Les complications précoces
Parmi les plus fréquentes…
L’hémorragie
Elle est possiblement due à une hémostase déficiente, un surdosage de traitement anticoagulant (TAC) ou à des pathologies de l’hémostase. Outre le fait de prévenir le chirurgien, la conduite à tenir (CAT) repose alors localement sur une hémostase par alginate de calcium et, sur le plan général, en fonction de la cause retrouvée, sur une reprise chirurgicale éventuelle ainsi que l’adaptation du traitement anticoagulant ;
La nécrose partielle ou totale
Celle-ci est due à une mauvaise vascularisation du segment digestif (ischémie de la stomie). Dans ce cas de figure, il est impératif d’avertir le chirurgien. Puis, la conduite à tenir passe par une surveillance pluriquotidienne (poche transparente ou à hublot), la piqûre de la muqueuse avec une aiguille (en cas de doute) afin de s’assurer qu’elle saigne (geste indolore) et par une reprise chirurgicale s’il s’agit d’une nécrose complète ;
La désinsertion partielle ou totale
Elle impose tout à la fois de cicatriser la plaie et de recueillir les effluents de façon étanche. La conduite à tenir consiste alors à surveiller la stomie pluri quotidiennement, à réaliser des soins très doux sans exercer de pression péristomiale (éviter les emboitements), en utilisant par ailleurs des protecteurs cutanés (pâtes, poudre, anneaux…) et des produits de cicatrisation (alginates, fibres à haut pouvoir d’absorption…). Une reprise chirurgicale éventuelle peut être à prévoir si la désinsertion est complète ;
L’abcès péristomial
La conduite à tenir repose sur la surveillance des constantes (attention au choc septique), la recherche de la cause, une reprise chirurgicale éventuelle, puis, après évacuation de l’abcès, un appareillage incluant la stomie et isolant la loge de l’abcès vidé (possibilité d’alginate dans cette loge).
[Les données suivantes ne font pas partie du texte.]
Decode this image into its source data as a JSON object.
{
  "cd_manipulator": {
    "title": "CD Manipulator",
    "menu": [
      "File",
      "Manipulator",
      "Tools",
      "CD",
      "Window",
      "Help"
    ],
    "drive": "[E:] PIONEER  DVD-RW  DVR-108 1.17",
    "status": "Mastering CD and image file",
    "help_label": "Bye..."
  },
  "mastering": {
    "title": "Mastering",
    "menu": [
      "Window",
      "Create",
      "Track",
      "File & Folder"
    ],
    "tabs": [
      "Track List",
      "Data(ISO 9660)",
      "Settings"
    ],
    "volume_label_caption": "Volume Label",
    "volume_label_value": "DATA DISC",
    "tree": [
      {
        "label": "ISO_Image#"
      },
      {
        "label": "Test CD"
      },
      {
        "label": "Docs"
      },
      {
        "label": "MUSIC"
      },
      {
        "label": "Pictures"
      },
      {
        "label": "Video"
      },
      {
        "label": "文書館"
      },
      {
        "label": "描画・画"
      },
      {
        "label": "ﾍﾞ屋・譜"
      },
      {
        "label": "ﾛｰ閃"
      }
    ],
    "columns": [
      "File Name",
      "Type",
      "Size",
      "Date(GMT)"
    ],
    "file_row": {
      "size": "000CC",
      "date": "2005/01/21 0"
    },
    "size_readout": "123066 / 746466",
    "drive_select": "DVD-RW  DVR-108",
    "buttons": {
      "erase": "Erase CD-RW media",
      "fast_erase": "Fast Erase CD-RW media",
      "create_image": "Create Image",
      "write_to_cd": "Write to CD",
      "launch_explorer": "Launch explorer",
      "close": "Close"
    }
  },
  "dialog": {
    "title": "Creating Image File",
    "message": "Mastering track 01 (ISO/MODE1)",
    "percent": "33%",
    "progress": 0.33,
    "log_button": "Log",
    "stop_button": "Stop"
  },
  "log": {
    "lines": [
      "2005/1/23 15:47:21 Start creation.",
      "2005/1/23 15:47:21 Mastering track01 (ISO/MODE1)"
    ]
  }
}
Les complications tardives
Parmi les plus fréquentes…
L’éventration péristomiale
La conduite à tenir repose sur le repérage préopératoire à travers les muscles grands droits, le choix d’un appareillage adapté (sans appui excessif pouvant majorer l’éventration), le port d’une ceinture abdominale de maintien (sur prescription médicale), la dispensation des règles hygiéno-diététiques (poids) ainsi que sur une éventuelle reprise chirurgicale (cure d’éventration avec possible transposition de la stomie) ;
Le prolapsus
Celui-ci peut être dû à des causes multiples : orifice cutané trop large, appareillage convexe inadapté, prise de poids rapide, effort intense… Cette complication tardive commande de confectionner une stomie terminale en sous-péritonéal, de choisir un appareillage adapté, sans appui ni pression lors de l’adaptation de la poche sur le support (1 pièce ou 2 pièces adhésif ou 2 pièces soufflet/anneau flottant), de ne pas utiliser de convexe ni de ceinture qui majorent le prolapsus, d’éduquer le patient à la réduction manuelle du prolapsus, de reprendre chirurgicalement ;
La sténose
La conduite à tenir passe par un toucher stomial à titre diagnostique et par une éventuelle reprise chirurgicale pour plastie d’agrandissement. Une dilatation n’est pas préconisée car celle-ci risquerait d’aggraver la sténose ;
Le saignement tardif ou hémorragie
La cause peut en être des soins agressifs, une découpe d’appareillage trop serrée, un surdosage de traitement anticoagulant, un traumatisme ou encore une récidive de la maladie causale. La conduite à tenir consiste à identifier et supprimer la cause, localement de réaliser une hémostase avec alginates de calcium, puis selon la cause retrouvée, adapter le traitement anticoagulant et les soins, proposer un appareillage non blessant, enfin à traiter la maladie causale ;
Le bourgeon péristomial
Il est causé par une hypercicatrisation sur des fils laissés en place trop longtemps entraînant saignements, douleurs et difficultés d’appareillage. Ce type de complication nécessite en prévention le retrait des fils péristomiaux afin d’éviter les cisaillements de la peau et en curatif l’utilisation du nitrate d’argent, laser et chirurgie.
« Pour toutes ces complications, il convient de retourner voir son chirurgien mais cela n’est pas forcément grave », relève Danièle Chaumier.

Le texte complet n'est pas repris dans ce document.